The other day, I ran out to a local grocery store - not my normal store - for some peanut butter. Few things fluster me more than shopping in unfamiliar stores. First, it's a project just to find the right aisle. Then, if you want to be any kind of conscientious consumer, you need to pick up and read all the labels to really see what it is you're buying. I rarely have to read labels at my regular stores, because I've already read them. I know what brands I like, and I can pop them in my cart, and be in and out in no time.
But I wasn't at my regular store. I was at a store down the street from my house, and I was staring at the selection of peanut butter. I knew I could just ignore the regular Jif and Skippy, but I was intrigued to see how many brands had cropped up that had the word "Natural" all over their packaging. I picked one up: Peanuts, sugar, salt, safflower oil. Next one: Peanuts, sugar, salt, safflower oil. I looked at about four before I resigned myself to the fact that I would be buying the most expensive one there: the only one that had an acceptable ingredient list: Organic Peanuts.

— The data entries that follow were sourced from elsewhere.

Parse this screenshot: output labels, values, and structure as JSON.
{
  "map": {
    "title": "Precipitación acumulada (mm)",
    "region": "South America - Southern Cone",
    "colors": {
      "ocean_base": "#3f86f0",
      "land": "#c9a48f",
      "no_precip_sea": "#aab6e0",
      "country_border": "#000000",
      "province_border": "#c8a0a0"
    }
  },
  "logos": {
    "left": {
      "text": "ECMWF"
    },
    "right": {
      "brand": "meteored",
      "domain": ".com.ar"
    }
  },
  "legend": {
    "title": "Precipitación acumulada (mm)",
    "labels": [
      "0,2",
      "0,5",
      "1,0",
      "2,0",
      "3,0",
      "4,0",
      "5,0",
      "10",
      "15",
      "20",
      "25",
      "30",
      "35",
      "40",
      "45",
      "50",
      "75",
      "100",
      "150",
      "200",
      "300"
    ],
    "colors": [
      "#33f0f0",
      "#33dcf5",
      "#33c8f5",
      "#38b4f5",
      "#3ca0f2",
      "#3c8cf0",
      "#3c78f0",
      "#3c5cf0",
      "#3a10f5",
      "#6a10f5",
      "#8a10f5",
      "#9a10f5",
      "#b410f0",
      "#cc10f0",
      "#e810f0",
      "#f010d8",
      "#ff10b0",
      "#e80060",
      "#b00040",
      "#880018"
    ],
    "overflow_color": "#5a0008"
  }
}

The "natural" brands did not contain hydrogenated oils, nor did they contain things like mono and diglycerides. So they were, if you want to be technical about it, more natural than their counterparts. But were they healthy? Of course not. You don't need to add sugar to make peanut butter. You don't need to add oil either... peanuts have plenty of their own oil. And therein lies my problem with the "natural" labels. Well-meaning people buy them thinking that natural = healthy. When in fact in a lot of cases natural doesn't mean a whole heck of a lot of anything, other than the fact that they feel they can charge more. There is no standardization for the natural label, which means that anyone can use it any time they deem it appropriate.
Rather than looking at the front of the package, and getting seduced with words like "natural", do the work, know your ingredients, and read them.